I don’t know if I feel worse for Jillian or the steaks (because let’s face it, that’s what they are). What’s was up with her getting rid of John H. from Boise the first week? He was so cute and liked her so much. It made me seriously question her judgement. And the nasty country singer who’s only there for the free publicity (don’t tell me if he gets voted off, I’m only halfway through the second episode)? Sa-limy.

Let me tell you, if I were a contestant on The Bachelor, I would show up to the first night in a ratty old bathrobe with curlers in my hair and a clay mask on my face. Then I’d tell him that I only get better from here, and this is the worst it gets. (Although we all know that would be a lie. Until a man has seen you nine months pregnant with a carton of ice cream on your lap bawling your eyes out over some AT&T commercial, he has no idea what he’s really in for.)

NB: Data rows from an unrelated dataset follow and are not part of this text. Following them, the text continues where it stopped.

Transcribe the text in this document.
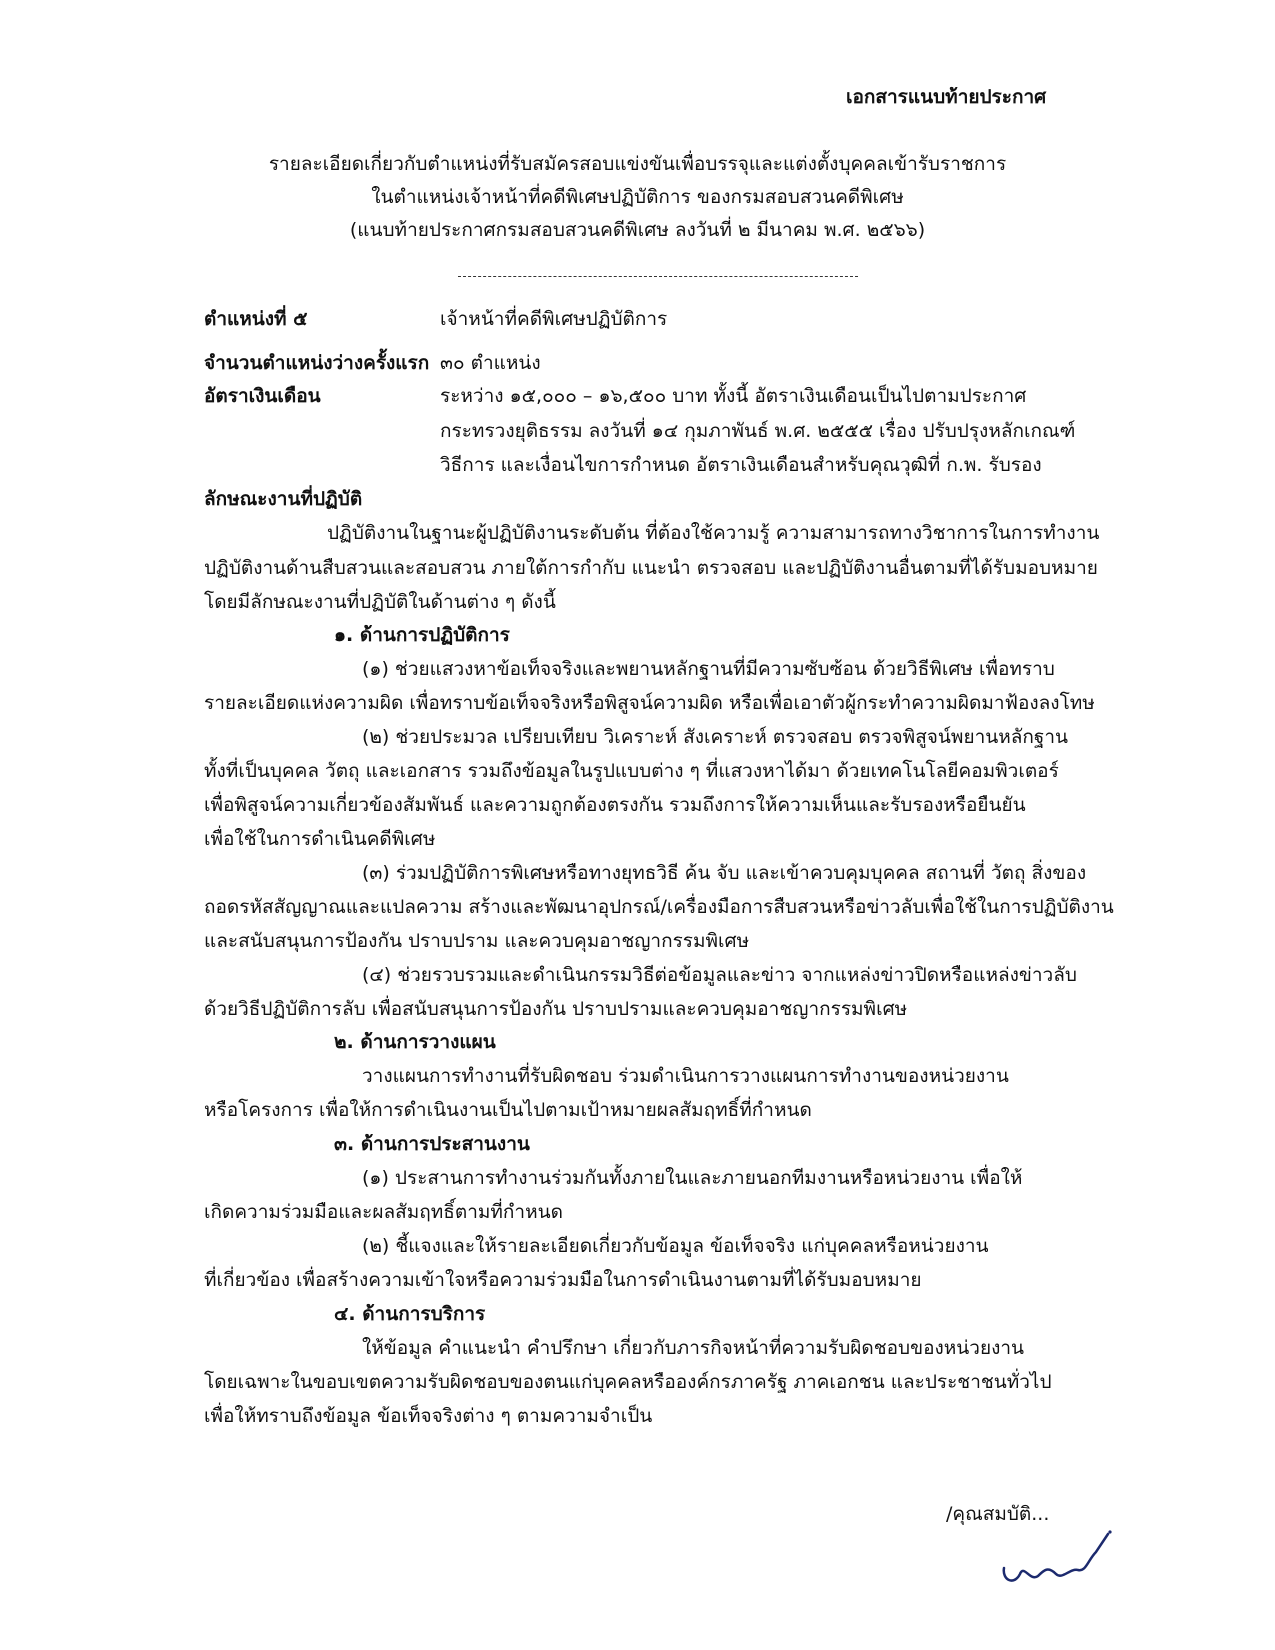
เอกสารแนบท้ายประกาศ
รายละเอียดเกี่ยวกับตำแหน่งที่รับสมัครสอบแข่งขันเพื่อบรรจุและแต่งตั้งบุคคลเข้ารับราชการ
ในตำแหน่งเจ้าหน้าที่คดีพิเศษปฏิบัติการ ของกรมสอบสวนคดีพิเศษ
(แนบท้ายประกาศกรมสอบสวนคดีพิเศษ ลงวันที่ ๒ มีนาคม พ.ศ. ๒๕๖๖)
ตำแหน่งที่ ๕	เจ้าหน้าที่คดีพิเศษปฏิบัติการ
จำนวนตำแหน่งว่างครั้งแรก ๓๐ ตำแหน่ง
อัตราเงินเดือน	ระหว่าง ๑๕,๐๐๐ – ๑๖,๕๐๐ บาท ทั้งนี้ อัตราเงินเดือนเป็นไปตามประกาศ
กระทรวงยุติธรรม ลงวันที่ ๑๔ กุมภาพันธ์ พ.ศ. ๒๕๕๕ เรื่อง ปรับปรุงหลักเกณฑ์
วิธีการ และเงื่อนไขการกำหนด อัตราเงินเดือนสำหรับคุณวุฒิที่ ก.พ. รับรอง
ลักษณะงานที่ปฏิบัติ
ปฏิบัติงานในฐานะผู้ปฏิบัติงานระดับต้น ที่ต้องใช้ความรู้ ความสามารถทางวิชาการในการทำงาน
ปฏิบัติงานด้านสืบสวนและสอบสวน ภายใต้การกำกับ แนะนำ ตรวจสอบ และปฏิบัติงานอื่นตามที่ได้รับมอบหมาย
โดยมีลักษณะงานที่ปฏิบัติในด้านต่าง ๆ ดังนี้
๑. ด้านการปฏิบัติการ
(๑) ช่วยแสวงหาข้อเท็จจริงและพยานหลักฐานที่มีความซับซ้อน ด้วยวิธีพิเศษ เพื่อทราบ
รายละเอียดแห่งความผิด เพื่อทราบข้อเท็จจริงหรือพิสูจน์ความผิด หรือเพื่อเอาตัวผู้กระทำความผิดมาฟ้องลงโทษ
(๒) ช่วยประมวล เปรียบเทียบ วิเคราะห์ สังเคราะห์ ตรวจสอบ ตรวจพิสูจน์พยานหลักฐาน
ทั้งที่เป็นบุคคล วัตถุ และเอกสาร รวมถึงข้อมูลในรูปแบบต่าง ๆ ที่แสวงหาได้มา ด้วยเทคโนโลยีคอมพิวเตอร์
เพื่อพิสูจน์ความเกี่ยวข้องสัมพันธ์ และความถูกต้องตรงกัน รวมถึงการให้ความเห็นและรับรองหรือยืนยัน
เพื่อใช้ในการดำเนินคดีพิเศษ
(๓) ร่วมปฏิบัติการพิเศษหรือทางยุทธวิธี ค้น จับ และเข้าควบคุมบุคคล สถานที่ วัตถุ สิ่งของ
ถอดรหัสสัญญาณและแปลความ สร้างและพัฒนาอุปกรณ์/เครื่องมือการสืบสวนหรือข่าวลับเพื่อใช้ในการปฏิบัติงาน
และสนับสนุนการป้องกัน ปราบปราม และควบคุมอาชญากรรมพิเศษ
(๔) ช่วยรวบรวมและดำเนินกรรมวิธีต่อข้อมูลและข่าว จากแหล่งข่าวปิดหรือแหล่งข่าวลับ
ด้วยวิธีปฏิบัติการลับ เพื่อสนับสนุนการป้องกัน ปราบปรามและควบคุมอาชญากรรมพิเศษ
๒. ด้านการวางแผน
วางแผนการทำงานที่รับผิดชอบ ร่วมดำเนินการวางแผนการทำงานของหน่วยงาน
หรือโครงการ เพื่อให้การดำเนินงานเป็นไปตามเป้าหมายผลสัมฤทธิ์ที่กำหนด
๓. ด้านการประสานงาน
(๑) ประสานการทำงานร่วมกันทั้งภายในและภายนอกทีมงานหรือหน่วยงาน เพื่อให้
เกิดความร่วมมือและผลสัมฤทธิ์ตามที่กำหนด
(๒) ชี้แจงและให้รายละเอียดเกี่ยวกับข้อมูล ข้อเท็จจริง แก่บุคคลหรือหน่วยงาน
ที่เกี่ยวข้อง เพื่อสร้างความเข้าใจหรือความร่วมมือในการดำเนินงานตามที่ได้รับมอบหมาย
๔. ด้านการบริการ
ให้ข้อมูล คำแนะนำ คำปรึกษา เกี่ยวกับภารกิจหน้าที่ความรับผิดชอบของหน่วยงาน
โดยเฉพาะในขอบเขตความรับผิดชอบของตนแก่บุคคลหรือองค์กรภาครัฐ ภาคเอกชน และประชาชนทั่วไป
เพื่อให้ทราบถึงข้อมูล ข้อเท็จจริงต่าง ๆ ตามความจำเป็น
/คุณสมบัติ...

Frankly, being single is tough enough. Going on some show where you sacrifice your heart and dignity in the name of true love (i.e. ratings) only to walk away with an entire nation women who know all your flaws…that kind of dooms a person to “eternal singleness”. If you’re a guy, they don’t want you, and if you’re a girl, they won’t let their brother/cousin/son ever date you.

I think I’d rather be privately single, thank you very much.


  1. I watched most of last night’s episode, but then I got bored and didn’t finish it.

    PLus, every 5 minutes she’s making out with a new guy already. I am disgusted. And slightly jealous.

  2. Loved the bit about the face mask and curlers–although the pregnancy bawling thing is SO TRUE that it’s not even funny. Well…it is a little funny. =]

  3. I liked the Boise boy, too! I’m anxious for you to get caught up—I know you’ll have some fun comments:)

  4. I’m afraid for Juan’s life, one day he won’t be around to sweet talk Jillian because Dave did something, like kill him.
    And foot guy is totally creeping me out…

  5. Another show I don’t watch. 🙁 But that America’s Next Top Model I have LOTS to say about! haha

  6. I just want to sit here and laugh as I think of you 9 months pregnant, with a carton of ice cream on your lap crying over the commercials –LOVE IT!!!!!!!!

  7. That’s hilarious. That would be funny if you dressed like that on the bachelor. That would be funny if ALL the bachelor girls dressed like that at least for 1 episode. I’ll have to watch it once and see if I can stand it.

  8. How funny I feel exactly LIKE that when I am not wearing my bra… but in my case it is all true because let’s just say my boobs are the opposite of pebbles! I HATE it!